Crawling through the tunnels, I could barely imagine them being any smaller.  People somehow survived here for days at a time, while listening to bombs fall all around them.  They slept, ate, fought, and died in these dark narrow shafts.  Climbing out of the tunnels, I suddenly heard what sounded like gunfire ricocheting through the jungle.  My heart jumped in my chest, but the guide remained calm.

“A shooting range!” he exclaimed, “They put a shooting range here a few years ago.  Would you like to shoot a gun?  You can do an American M16 or a Russian AK47.  Just like during the war.”

Victor and I stared at each other.  “No,” Victor said slowly.  “No, thank you.”

The first few days of Vietnam absolutely drained us to the point that we spent the last evening in Ho Chi Minh City sitting on a tall curb outside of our Airbnb, watching motorbikes zip by, and contemplating our itinerary.

“I don’t know if this was a good idea.” Victor said, his voice fatigued, “We shouldn’t have started in Ho Chi Minh City.  The war… the heat… the city itself… it’s overwhelming.”

“We are almost out of here,” I said, as always trying to remain optimistic. “It will get better.”

“Next is Hue,” Victor signed, “A lot of people recommended we skip Hue altogether.  I have no idea what it will be like and if it will be better than this.”

We sat silently on the curb.

“We could just skip out on the rest of Vietnam and go back to Sunset Beach in Cambodia.” I joked. “Sun, waves, sand, and most importantly – no war and no traffic”.

Victor looked at me half-smiling, “Yeah, right.”

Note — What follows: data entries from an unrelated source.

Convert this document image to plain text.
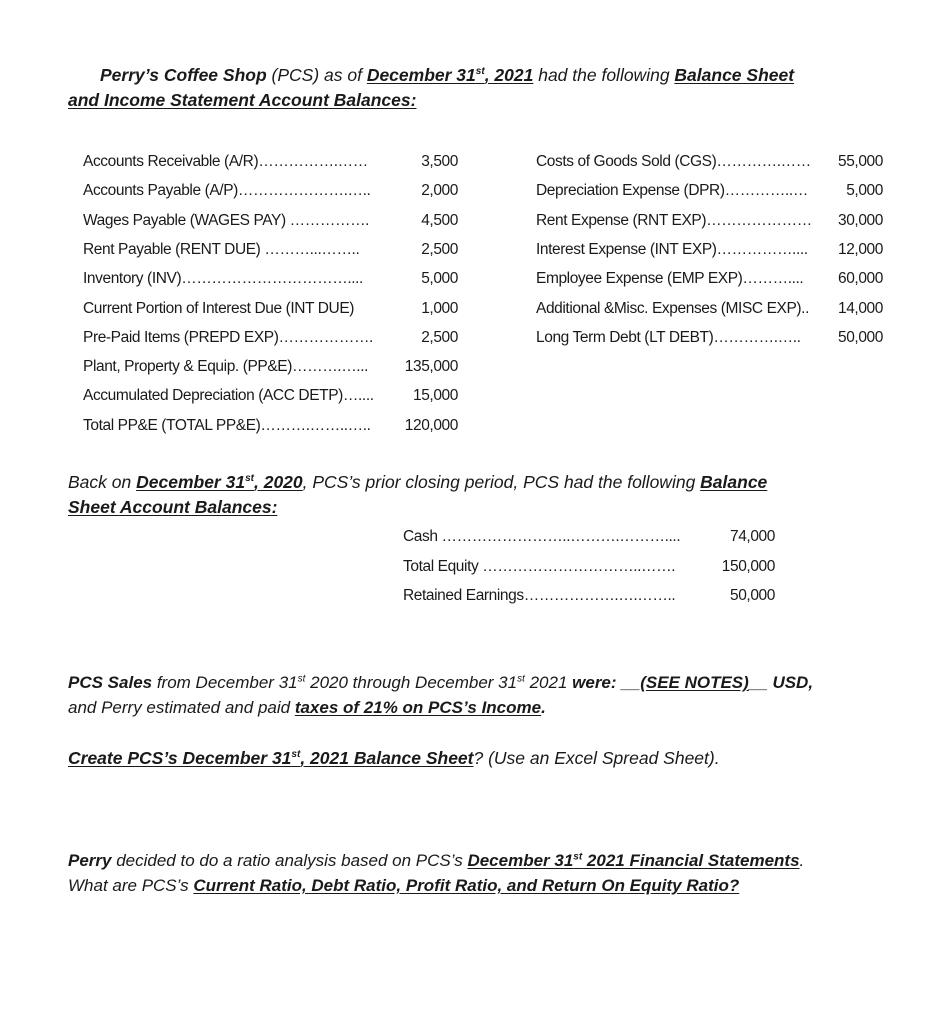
Perry’s Coffee Shop (PCS) as of December 31st, 2021 had the following Balance Sheet
and Income Statement Account Balances:
Accounts Receivable (A/R)…………….……	3,500
Accounts Payable (A/P)………………….…..	2,000
Wages Payable (WAGES PAY) …………….	4,500
Rent Payable (RENT DUE) ………...……..	2,500
Inventory (INV)……………………………....	5,000
Current Portion of Interest Due (INT DUE)	1,000
Pre-Paid Items (PREPD EXP)……………….	2,500
Plant, Property & Equip. (PP&E)……….…... 135,000
Accumulated Depreciation (ACC DETP)…....	15,000
Total PP&E (TOTAL PP&E)……….……..….. 120,000
Costs of Goods Sold (CGS)………….…… 55,000
Depreciation Expense (DPR)…………..… 5,000
Rent Expense (RNT EXP)………………… 30,000
Interest Expense (INT EXP)…………….... 12,000
Employee Expense (EMP EXP)……….... 60,000
Additional &Misc. Expenses (MISC EXP).. 14,000
Long Term Debt (LT DEBT)………….….. 50,000
Back on December 31st, 2020, PCS’s prior closing period, PCS had the following Balance
Sheet Account Balances:
Cash ……………………..……….………....	74,000
Total Equity …………………………..…….	150,000
Retained Earnings……………….….……..	50,000
PCS Sales from December 31st 2020 through December 31st 2021 were: __(SEE NOTES)__ USD,
and Perry estimated and paid taxes of 21% on PCS’s Income.
Create PCS’s December 31st, 2021 Balance Sheet? (Use an Excel Spread Sheet).
Perry decided to do a ratio analysis based on PCS’s December 31st 2021 Financial Statements.
What are PCS’s Current Ratio, Debt Ratio, Profit Ratio, and Return On Equity Ratio?
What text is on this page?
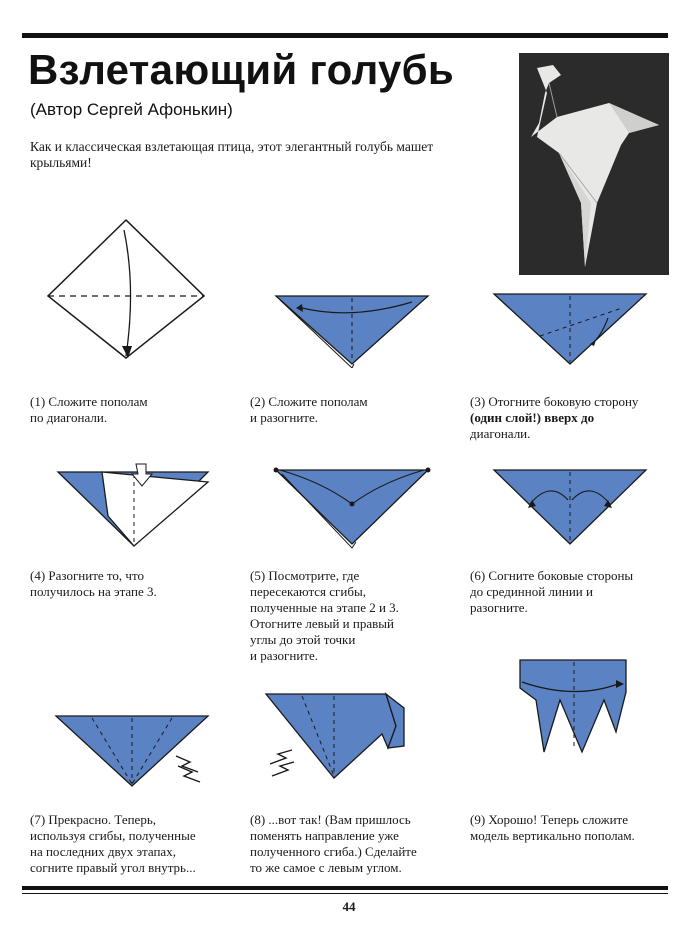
Взлетающий голубь
(Автор Сергей Афонькин)
Как и классическая взлетающая птица, этот элегантный голубь машет крыльями!
(1) Сложите пополам
по диагонали.
(2) Сложите пополам
и разогните.
(3) Отогните боковую сторону
(один слой!) вверх до
диагонали.
(4) Разогните то, что
получилось на этапе 3.
(5) Посмотрите, где
пересекаются сгибы,
полученные на этапе 2 и 3.
Отогните левый и правый
углы до этой точки
и разогните.
(6) Согните боковые стороны
до срединной линии и
разогните.
(7) Прекрасно. Теперь,
используя сгибы, полученные
на последних двух этапах,
согните правый угол внутрь...
(8) ...вот так! (Вам пришлось
поменять направление уже
полученного сгиба.) Сделайте
то же самое с левым углом.
(9) Хорошо! Теперь сложите
модель вертикально пополам.
44
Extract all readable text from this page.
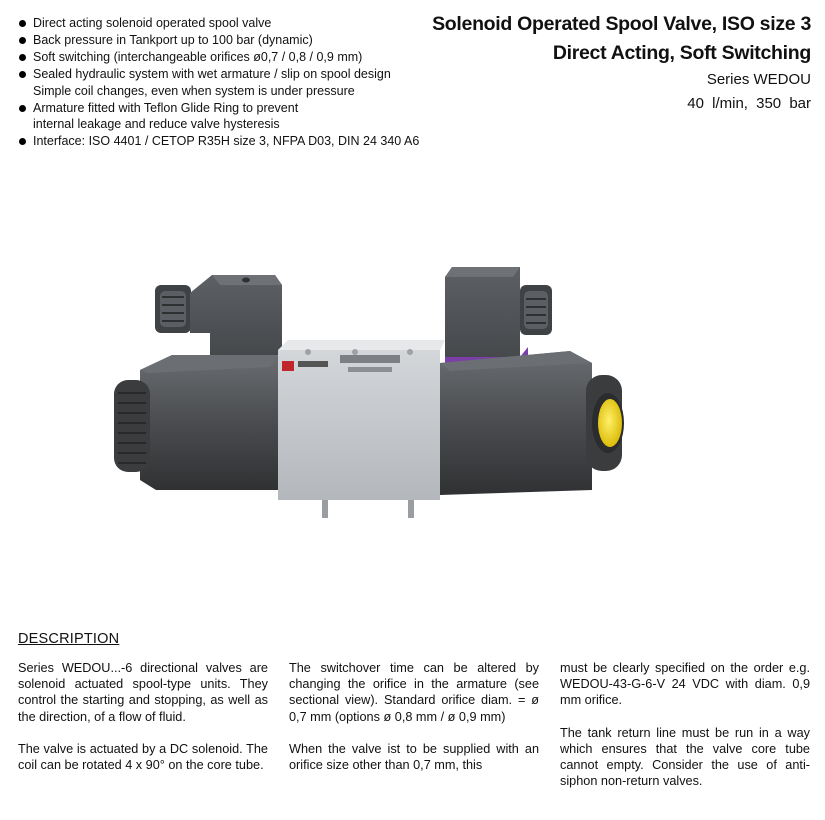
Direct acting solenoid operated spool valve
Back pressure in Tankport up to 100 bar (dynamic)
Soft switching (interchangeable orifices ø0,7 / 0,8 / 0,9 mm)
Sealed hydraulic system with wet armature / slip on spool design
Simple coil changes, even when system is under pressure
Armature fitted with Teflon Glide Ring to prevent
internal leakage and reduce valve hysteresis
Interface: ISO 4401 / CETOP R35H size 3, NFPA D03, DIN 24 340 A6
Solenoid Operated Spool Valve, ISO size 3
Direct Acting, Soft Switching
Series WEDOU
40 l/min, 350 bar
DESCRIPTION

Series WEDOU...-6 directional valves are solenoid actuated spool-type units. They control the starting and stopping, as well as the direction, of a flow of fluid.

The valve is actuated by a DC solenoid. The coil can be rotated 4 x 90° on the core tube.

The switchover time can be altered by changing the orifice in the armature (see sectional view). Standard orifice diam. = ø 0,7 mm (options ø 0,8 mm / ø 0,9 mm)

When the valve ist to be supplied with an orifice size other than 0,7 mm, this

must be clearly specified on the order e.g. WEDOU-43-G-6-V 24 VDC with diam. 0,9 mm orifice.

The tank return line must be run in a way which ensures that the valve core tube cannot empty. Consider the use of anti-siphon non-return valves.
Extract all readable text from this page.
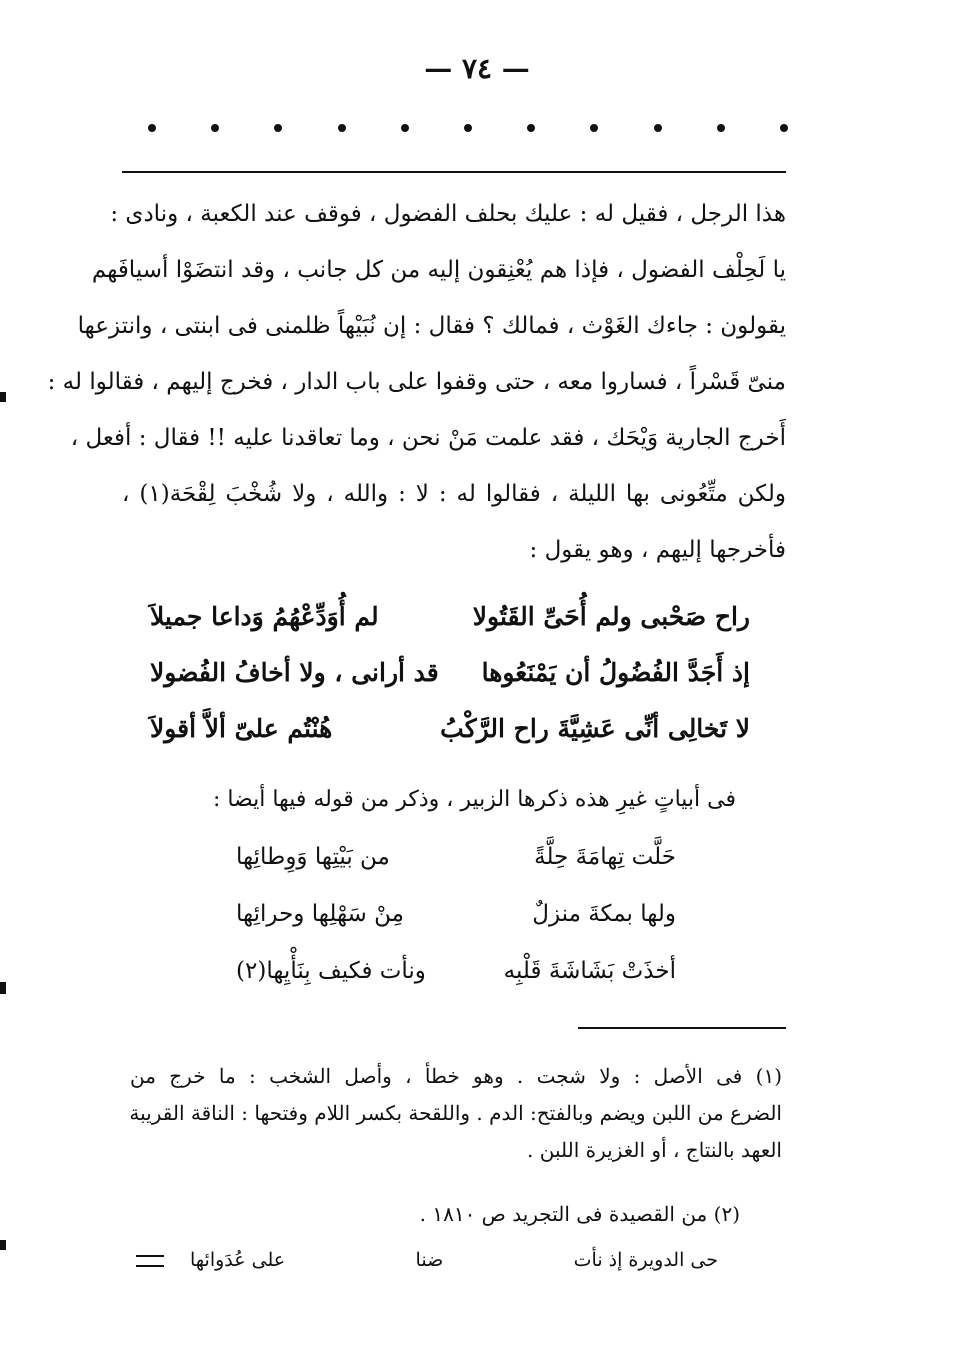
— ٧٤ —
هذا الرجل ، فقيل له : عليك بحلف الفضول ، فوقف عند الكعبة ، ونادى :
يا لَحِلْف الفضول ، فإذا هم يُعْنِقون إليه من كل جانب ، وقد انتضَوْا أسيافَهم
يقولون : جاءك الغَوْث ، فمالك ؟ فقال : إن نُبَيْهاً ظلمنى فى ابنتى ، وانتزعها
منىّ قَسْراً ، فساروا معه ، حتى وقفوا على باب الدار ، فخرج إليهم ، فقالوا له :
أَخرج الجارية وَيْحَك ، فقد علمت مَنْ نحن ، وما تعاقدنا عليه !! فقال : أفعل ،
ولكن متِّعُونى بها الليلة ، فقالوا له : لا : والله ، ولا شُخْبَ لِقْحَة(١) ،
فأخرجها إليهم ، وهو يقول :
راح صَحْبى ولم أُحَىِّ القَتُولا
لم أُوَدِّعْهُمُ وَداعا جميلاَ
إذ أَجَدَّ الفُضُولُ أن يَمْنَعُوها
قد أرانى ، ولا أخافُ الفُضولا
لا تَخالِى أنِّى عَشِيَّةَ راح الرَّكْبُ
هُنْتُم علىّ ألاَّ أقولاَ
فى أبياتٍ غيرِ هذه ذكرها الزبير ، وذكر من قوله فيها أيضا :
حَلَّت تِهامَةَ حِلَّةً
من بَيْتِها وَوِطائِها
ولها بمكةَ منزلٌ
مِنْ سَهْلِها وحرائِها
أخذَتْ بَشَاشَةَ قَلْبِه
ونأت فكيف بِنَأْيِها(٢)
(١) فى الأصل : ولا شجت . وهو خطأ ، وأصل الشخب : ما خرج من
الضرع من اللبن ويضم وبالفتح: الدم . واللقحة بكسر اللام وفتحها : الناقة القريبة
العهد بالنتاج ، أو الغزيرة اللبن .
(٢) من القصيدة فى التجريد ص ١٨١٠ .
حى الدويرة إذ نأت
ضنا
على عُدَوائها
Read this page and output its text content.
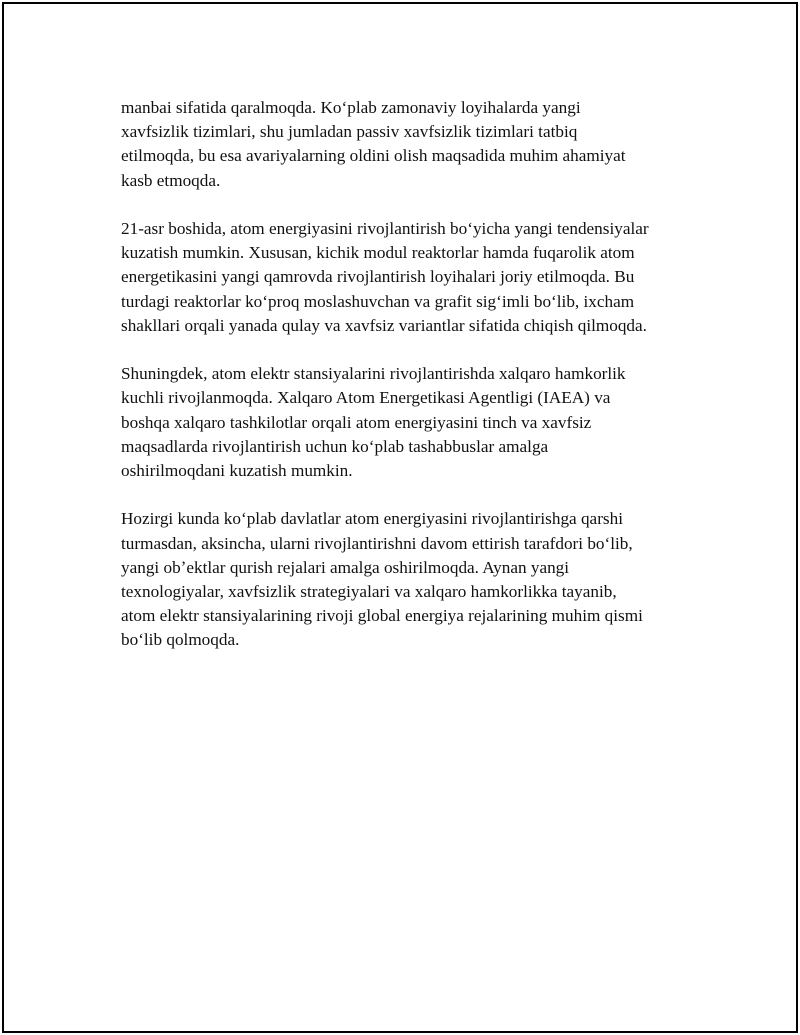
manbai sifatida qaralmoqda. Koʻplab zamonaviy loyihalarda yangi
xavfsizlik tizimlari, shu jumladan passiv xavfsizlik tizimlari tatbiq
etilmoqda, bu esa avariyalarning oldini olish maqsadida muhim ahamiyat
kasb etmoqda.

21-asr boshida, atom energiyasini rivojlantirish boʻyicha yangi tendensiyalar
kuzatish mumkin. Xususan, kichik modul reaktorlar hamda fuqarolik atom
energetikasini yangi qamrovda rivojlantirish loyihalari joriy etilmoqda. Bu
turdagi reaktorlar koʻproq moslashuvchan va grafit sigʻimli boʻlib, ixcham
shakllari orqali yanada qulay va xavfsiz variantlar sifatida chiqish qilmoqda.

Shuningdek, atom elektr stansiyalarini rivojlantirishda xalqaro hamkorlik
kuchli rivojlanmoqda. Xalqaro Atom Energetikasi Agentligi (IAEA) va
boshqa xalqaro tashkilotlar orqali atom energiyasini tinch va xavfsiz
maqsadlarda rivojlantirish uchun koʻplab tashabbuslar amalga
oshirilmoqdani kuzatish mumkin.

Hozirgi kunda koʻplab davlatlar atom energiyasini rivojlantirishga qarshi
turmasdan, aksincha, ularni rivojlantirishni davom ettirish tarafdori boʻlib,
yangi obʼektlar qurish rejalari amalga oshirilmoqda. Aynan yangi
texnologiyalar, xavfsizlik strategiyalari va xalqaro hamkorlikka tayanib,
atom elektr stansiyalarining rivoji global energiya rejalarining muhim qismi
boʻlib qolmoqda.
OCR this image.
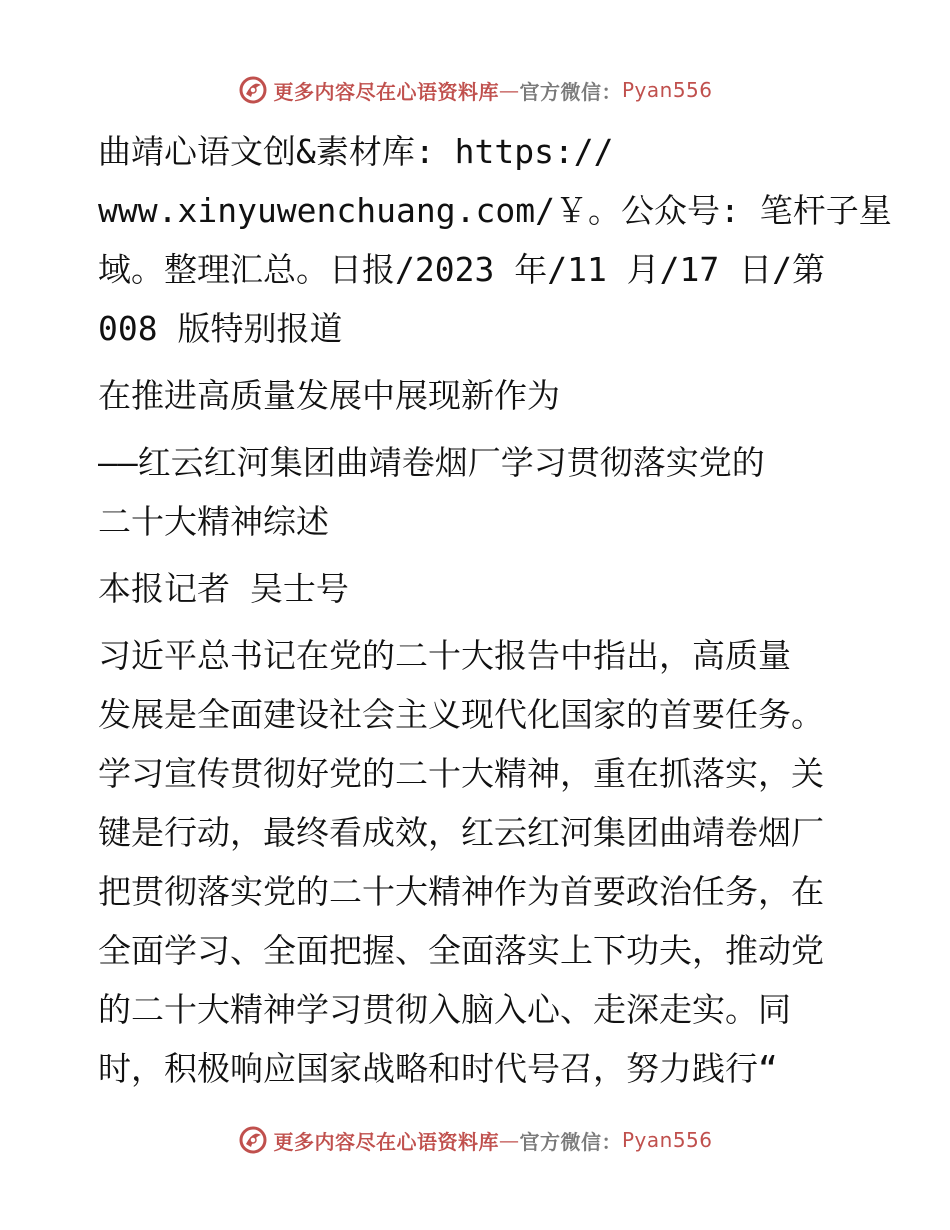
更多内容尽在心语资料库 — 官方微信： Pyan556

曲靖心语文创&素材库: https://

www.xinyuwenchuang.com/￥。公众号: 笔杆子星

域。整理汇总。日报/2023 年/11 月/17 日/第

008 版特别报道

在推进高质量发展中展现新作为

——红云红河集团曲靖卷烟厂学习贯彻落实党的

二十大精神综述

本报记者 吴士号

习近平总书记在党的二十大报告中指出，高质量

发展是全面建设社会主义现代化国家的首要任务。

学习宣传贯彻好党的二十大精神，重在抓落实，关

键是行动，最终看成效，红云红河集团曲靖卷烟厂

把贯彻落实党的二十大精神作为首要政治任务，在

全面学习、全面把握、全面落实上下功夫，推动党

的二十大精神学习贯彻入脑入心、走深走实。同

时，积极响应国家战略和时代号召，努力践行“

更多内容尽在心语资料库 — 官方微信： Pyan556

We didn’t know it then, but we would absolutely love Hue, and being there would lead us on a very unexpected adventure in the jungle.   The rest of the trip, including Hue, went so well that Ho Chi Minh City quickly faded from our minds.  But the information we learned, the pictures, the videos, the audio guide history lesson, all of that gave us a prism through which we viewed Vietnam for the following two weeks – a broken country reunited, an impoverished nation fraught with a staggering death toll, citizens who fought for socialism having to live under its rigid conditions.  We may not have loved Ho Chi Minh City, but we would have lost an important piece of the Vietnam puzzle had we skipped it.